The answer is fairly obvious to me, but Jody Bottum makes a key point here, when he says that there are new signs of life among younger orthodox Catholics, but he doesn't overpraise them:

For the development of a new Catholicism, this doesn’t look the most-promising start. Rich local cultures may produce great works, but few people in the United States have that kind of cultural wealth anymore. Certainly not many Catholics. The number of Americans who grew up in a profoundly Catholic setting is smaller than it ever has been before—which creates a problem for a new culture. If Catholicism is something elected rather than received, can Catholics achieve what earlier cultures did?

Their children, perhaps, will come from a thick-enough world that they can write the kind of strong Catholic novels, make the kind of strong Catholic art, prior ages knew. But in the meantime, a rebellion against rebellion doesn’t escape the problems of rebellion, and a chosen tradition is never quite the same as an inherited one.

And that was Maggie's point: that there is something of a "wannabe" quality to the neotraditionalism I advocate. Yet again, I go back to the "what else is there?" rejoinder. If I prostrate myself before the Orthodox icons on Sunday morning, and teach my children to do the same, or if I say my beads at the Latin Mass, it is an unusual thing. It is not the culture I inherited. The culture of my immediate inheritance is Our Lady of Pizza Hut. But it is a dead end and a dead thing. It won't last. The Orthodox liturgy of St. John Chrysostom, the Tridentine Mass in Catholicism -- and all the trappings and devotionals of those wondrous poems -- have stood the test of time. There is true life in them, and the culture(s) that grew up around them. We can never go back to the ghettoized faith and culture of the past. We can't unlearn, but we can relearn. It might be impossible for Catholics of my generation to write the Great Catholic Novel, but if they've been diligent in raising their kids, and (as Flannery put it), pushed back as hard against the age as it has pushed them, maybe in their children's generation. Or their grandchildren's. The only alternative I can see is to accept our rootless condition as fated.
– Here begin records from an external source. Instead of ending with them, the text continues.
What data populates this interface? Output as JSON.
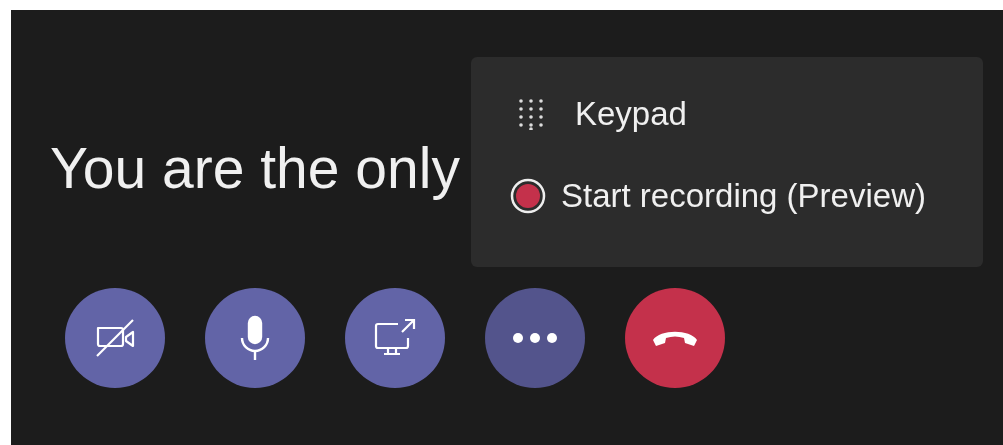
{
  "message": "You are the only",
  "menu": {
    "items": [
      {
        "kind": "keypad",
        "label": "Keypad"
      },
      {
        "kind": "record",
        "label": "Start recording (Preview)"
      }
    ]
  },
  "controls": [
    {
      "kind": "camera-off",
      "expanded": false
    },
    {
      "kind": "mic",
      "expanded": false
    },
    {
      "kind": "share",
      "expanded": false
    },
    {
      "kind": "more",
      "expanded": true
    },
    {
      "kind": "hangup",
      "expanded": false
    }
  ]
}
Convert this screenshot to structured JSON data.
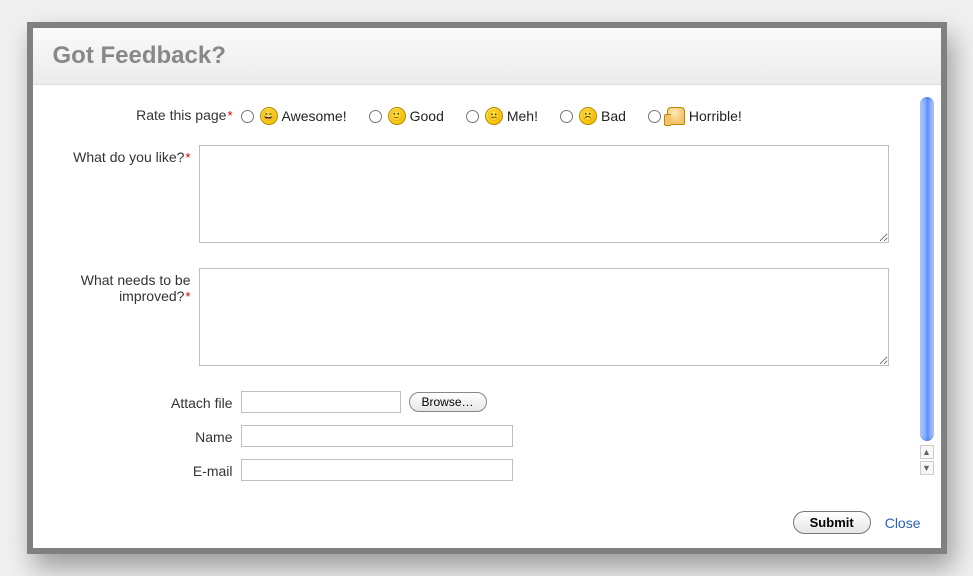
{
  "dialog": {
    "title": "Got Feedback?",
    "rate": {
      "label": "Rate this page",
      "options": [
        {
          "label": "Awesome!",
          "icon": "face-awesome"
        },
        {
          "label": "Good",
          "icon": "face-good"
        },
        {
          "label": "Meh!",
          "icon": "face-meh"
        },
        {
          "label": "Bad",
          "icon": "face-bad"
        },
        {
          "label": "Horrible!",
          "icon": "thumbs-down"
        }
      ]
    },
    "like": {
      "label": "What do you like?"
    },
    "improve": {
      "label": "What needs to be improved?"
    },
    "attach": {
      "label": "Attach file",
      "browse": "Browse…"
    },
    "name": {
      "label": "Name"
    },
    "email": {
      "label": "E-mail"
    },
    "submit": "Submit",
    "close": "Close"
  }
}
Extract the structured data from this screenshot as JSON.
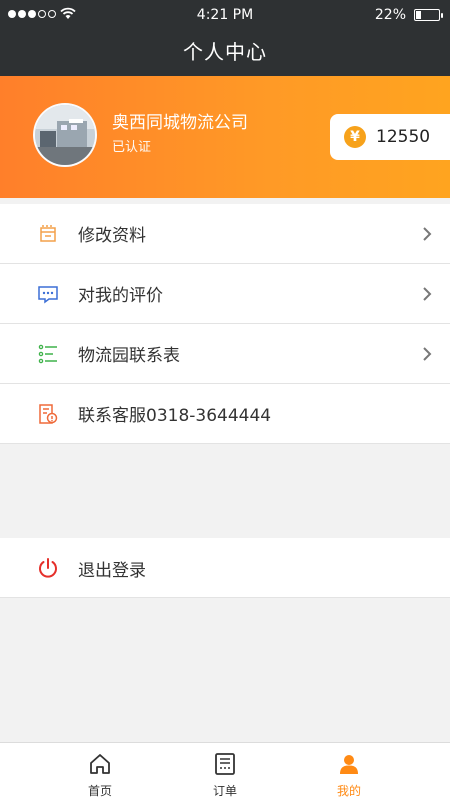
{
  "status_bar": {
    "time": "4:21 PM",
    "battery": "22%",
    "battery_level": 0.22
  },
  "header": {
    "title": "个人中心"
  },
  "profile": {
    "company": "奥西同城物流公司",
    "status": "已认证",
    "balance": "12550",
    "currency_icon": "yuan-icon"
  },
  "menu": [
    {
      "label": "修改资料",
      "icon": "edit-profile-icon"
    },
    {
      "label": "对我的评价",
      "icon": "comment-icon"
    },
    {
      "label": "物流园联系表",
      "icon": "list-icon"
    },
    {
      "label": "联系客服0318-3644444",
      "icon": "customer-service-icon"
    }
  ],
  "logout": {
    "label": "退出登录",
    "icon": "power-icon"
  },
  "tabs": [
    {
      "label": "首页",
      "icon": "home-icon"
    },
    {
      "label": "订单",
      "icon": "order-icon"
    },
    {
      "label": "我的",
      "icon": "user-icon",
      "active": true
    }
  ],
  "colors": {
    "accent": "#ff8a14",
    "header_bg": "#2e3133"
  }
}
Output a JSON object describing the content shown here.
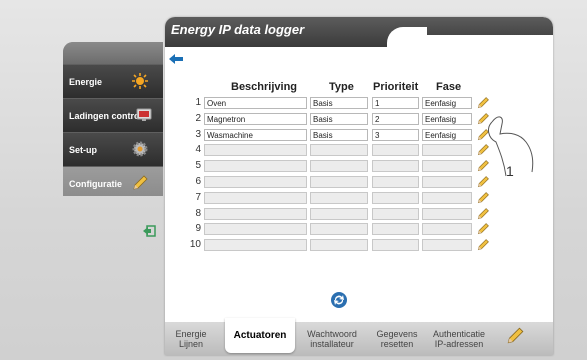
{
  "title": "Energy IP data logger",
  "sidebar": {
    "items": [
      {
        "label": "Energie",
        "icon": "sun-icon",
        "active": false
      },
      {
        "label": "Ladingen controle",
        "icon": "monitor-icon",
        "active": false
      },
      {
        "label": "Set-up",
        "icon": "gear-icon",
        "active": false
      },
      {
        "label": "Configuratie",
        "icon": "pencil-icon",
        "active": true
      }
    ]
  },
  "table": {
    "headers": {
      "description": "Beschrijving",
      "type": "Type",
      "priority": "Prioriteit",
      "phase": "Fase"
    },
    "rows": [
      {
        "num": "1",
        "description": "Oven",
        "type": "Basis",
        "priority": "1",
        "phase": "Eenfasig"
      },
      {
        "num": "2",
        "description": "Magnetron",
        "type": "Basis",
        "priority": "2",
        "phase": "Eenfasig"
      },
      {
        "num": "3",
        "description": "Wasmachine",
        "type": "Basis",
        "priority": "3",
        "phase": "Eenfasig"
      },
      {
        "num": "4",
        "description": "",
        "type": "",
        "priority": "",
        "phase": ""
      },
      {
        "num": "5",
        "description": "",
        "type": "",
        "priority": "",
        "phase": ""
      },
      {
        "num": "6",
        "description": "",
        "type": "",
        "priority": "",
        "phase": ""
      },
      {
        "num": "7",
        "description": "",
        "type": "",
        "priority": "",
        "phase": ""
      },
      {
        "num": "8",
        "description": "",
        "type": "",
        "priority": "",
        "phase": ""
      },
      {
        "num": "9",
        "description": "",
        "type": "",
        "priority": "",
        "phase": ""
      },
      {
        "num": "10",
        "description": "",
        "type": "",
        "priority": "",
        "phase": ""
      }
    ]
  },
  "callout": "1",
  "tabs": [
    {
      "label": "Energie\nLijnen",
      "active": false
    },
    {
      "label": "Actuatoren",
      "active": true
    },
    {
      "label": "Wachtwoord\ninstallateur",
      "active": false
    },
    {
      "label": "Gegevens\nresetten",
      "active": false
    },
    {
      "label": "Authenticatie\nIP-adressen",
      "active": false
    }
  ],
  "colors": {
    "accent": "#1a6fb5",
    "sidebar_dark": "#333333",
    "title_bar": "#4a4a4a"
  }
}
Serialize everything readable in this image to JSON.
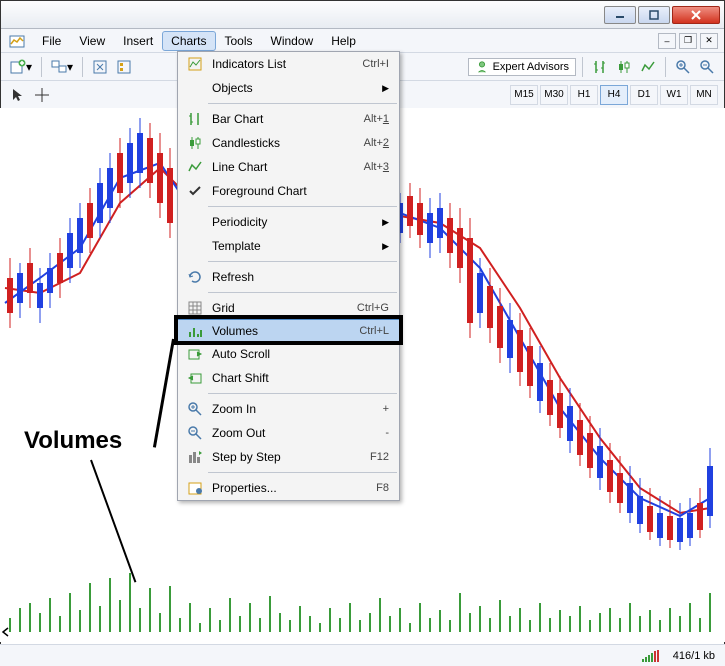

[N.B., The point is not that we should worship Tradition for its own sake. That ends up in worshipping the Tribe, or worshipping Ritual, etc. Tradition (in religion) is only worthwhile insofar as it helps its adherents become saints. The right-thinking traditionalist must always keep that truth in front of him.]

The Kirk family is very traditional and Catholic. Russell KIrk's immediate ancestors were Swedenborgian spiritualists. Are we to tell the Kirks that they're faking it, that they're not really Catholic because the tradition was broken? Or did the recovery take place in a generation or two? You see?